BG : Contrairement à mes collègues, je suis, depuis 2007, par choix, médecin salariée : pour un mi-temps, une consultation de médecine générale au COMEDE (Comité médical pour les exilés), l’autre mi-temps partagé entre une consultation de pédiatrie en hôpital à Aulnay et une consultation pour voyageurs à Avicenne.
ML : Je suis née dans la marmite. Je me suis installée en 1987 dans un cabinet de "vieux" du SMG, que je connaissais déjà parce que je militais pour l’avortement, et qu’ils avaient animé le MLAC. Ils étaient connus comme « cabinet de gôche » dans la banlieue. Ils avaient créé la revue Prescrire et il y avait Pratiques dans la bibliothèque.
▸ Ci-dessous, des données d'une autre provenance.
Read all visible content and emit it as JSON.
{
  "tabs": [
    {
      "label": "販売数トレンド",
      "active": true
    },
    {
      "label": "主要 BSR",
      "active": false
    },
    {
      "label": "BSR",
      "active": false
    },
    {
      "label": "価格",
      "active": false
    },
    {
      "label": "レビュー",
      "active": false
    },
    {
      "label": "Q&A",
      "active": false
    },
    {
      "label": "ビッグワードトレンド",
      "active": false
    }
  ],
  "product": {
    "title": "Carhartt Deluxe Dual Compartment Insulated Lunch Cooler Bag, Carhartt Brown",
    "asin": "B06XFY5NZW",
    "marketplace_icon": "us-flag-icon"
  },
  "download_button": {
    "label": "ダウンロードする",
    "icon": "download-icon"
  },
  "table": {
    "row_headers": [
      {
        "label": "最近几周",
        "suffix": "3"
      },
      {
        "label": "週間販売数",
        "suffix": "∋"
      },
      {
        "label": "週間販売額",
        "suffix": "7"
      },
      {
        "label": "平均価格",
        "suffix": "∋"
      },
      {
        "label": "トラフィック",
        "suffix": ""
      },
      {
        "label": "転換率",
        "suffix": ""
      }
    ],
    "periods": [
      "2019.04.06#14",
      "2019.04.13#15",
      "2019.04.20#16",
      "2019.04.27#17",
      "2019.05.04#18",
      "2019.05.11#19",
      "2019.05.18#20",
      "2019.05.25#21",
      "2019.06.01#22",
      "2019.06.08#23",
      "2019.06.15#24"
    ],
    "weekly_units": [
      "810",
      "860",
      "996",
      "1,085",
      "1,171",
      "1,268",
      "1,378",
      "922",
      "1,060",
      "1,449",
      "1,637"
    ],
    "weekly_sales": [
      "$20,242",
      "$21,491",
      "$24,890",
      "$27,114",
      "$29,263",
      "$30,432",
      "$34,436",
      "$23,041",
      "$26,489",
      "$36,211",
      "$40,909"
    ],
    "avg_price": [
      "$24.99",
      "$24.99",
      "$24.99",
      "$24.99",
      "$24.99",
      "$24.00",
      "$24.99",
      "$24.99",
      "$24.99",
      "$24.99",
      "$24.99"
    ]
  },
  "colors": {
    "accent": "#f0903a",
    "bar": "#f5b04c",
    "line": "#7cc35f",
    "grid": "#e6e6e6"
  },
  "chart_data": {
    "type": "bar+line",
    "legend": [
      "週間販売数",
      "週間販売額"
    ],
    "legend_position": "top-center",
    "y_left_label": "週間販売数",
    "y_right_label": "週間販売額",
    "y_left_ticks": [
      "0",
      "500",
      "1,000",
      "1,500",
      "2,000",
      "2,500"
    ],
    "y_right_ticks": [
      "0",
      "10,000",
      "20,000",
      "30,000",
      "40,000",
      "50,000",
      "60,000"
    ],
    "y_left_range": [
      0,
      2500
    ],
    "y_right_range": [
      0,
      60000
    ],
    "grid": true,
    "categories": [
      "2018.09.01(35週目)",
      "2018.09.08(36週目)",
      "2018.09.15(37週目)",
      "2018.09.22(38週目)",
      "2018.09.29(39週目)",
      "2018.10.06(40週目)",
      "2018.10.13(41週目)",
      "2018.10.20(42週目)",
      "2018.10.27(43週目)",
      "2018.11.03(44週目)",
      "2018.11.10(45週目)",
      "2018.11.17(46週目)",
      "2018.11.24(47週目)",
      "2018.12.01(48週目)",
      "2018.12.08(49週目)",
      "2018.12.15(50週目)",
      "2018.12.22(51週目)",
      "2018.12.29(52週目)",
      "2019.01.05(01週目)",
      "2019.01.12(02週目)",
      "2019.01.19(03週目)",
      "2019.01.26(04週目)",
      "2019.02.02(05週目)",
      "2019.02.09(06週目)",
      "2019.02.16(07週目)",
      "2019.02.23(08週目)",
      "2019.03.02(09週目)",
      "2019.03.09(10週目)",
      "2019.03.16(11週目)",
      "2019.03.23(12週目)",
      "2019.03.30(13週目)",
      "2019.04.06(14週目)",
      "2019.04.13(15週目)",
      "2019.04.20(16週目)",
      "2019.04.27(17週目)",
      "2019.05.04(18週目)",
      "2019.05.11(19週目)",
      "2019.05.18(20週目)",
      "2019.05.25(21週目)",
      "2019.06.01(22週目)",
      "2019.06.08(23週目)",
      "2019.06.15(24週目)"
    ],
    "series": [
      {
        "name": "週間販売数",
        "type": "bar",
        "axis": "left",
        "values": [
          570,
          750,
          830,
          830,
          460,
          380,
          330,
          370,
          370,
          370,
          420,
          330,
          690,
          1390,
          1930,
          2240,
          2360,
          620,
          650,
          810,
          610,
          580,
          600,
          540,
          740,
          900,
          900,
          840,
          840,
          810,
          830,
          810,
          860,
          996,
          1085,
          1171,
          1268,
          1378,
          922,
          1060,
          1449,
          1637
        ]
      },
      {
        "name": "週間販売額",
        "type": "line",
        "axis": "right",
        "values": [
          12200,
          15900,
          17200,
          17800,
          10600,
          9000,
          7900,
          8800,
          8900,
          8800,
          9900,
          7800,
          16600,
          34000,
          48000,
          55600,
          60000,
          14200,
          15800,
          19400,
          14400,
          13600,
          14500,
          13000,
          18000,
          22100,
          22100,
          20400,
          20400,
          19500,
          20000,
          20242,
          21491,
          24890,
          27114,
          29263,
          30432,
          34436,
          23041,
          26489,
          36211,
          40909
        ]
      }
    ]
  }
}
VL : Je suis médecin généraliste, installé depuis 6 ans au Poiré sur Vie (Vendée), en semi-rural et cabinet de groupe (3 associés et une collaboratrice présente depuis deux ans)
MD : Par une de mes connaissances, le Dr Elisabeth Maurel-Arrighi, mais j’ai d’abord commencé par la lecture de Pratiques, vers 1998. J’étais inscrite à MG FRANCE. Ce n’est qu’en 2006 que j’ai adhéré au SMG, tout en conservant mon affiliation à MG FRANCE, du moment que la double appartenance était possible.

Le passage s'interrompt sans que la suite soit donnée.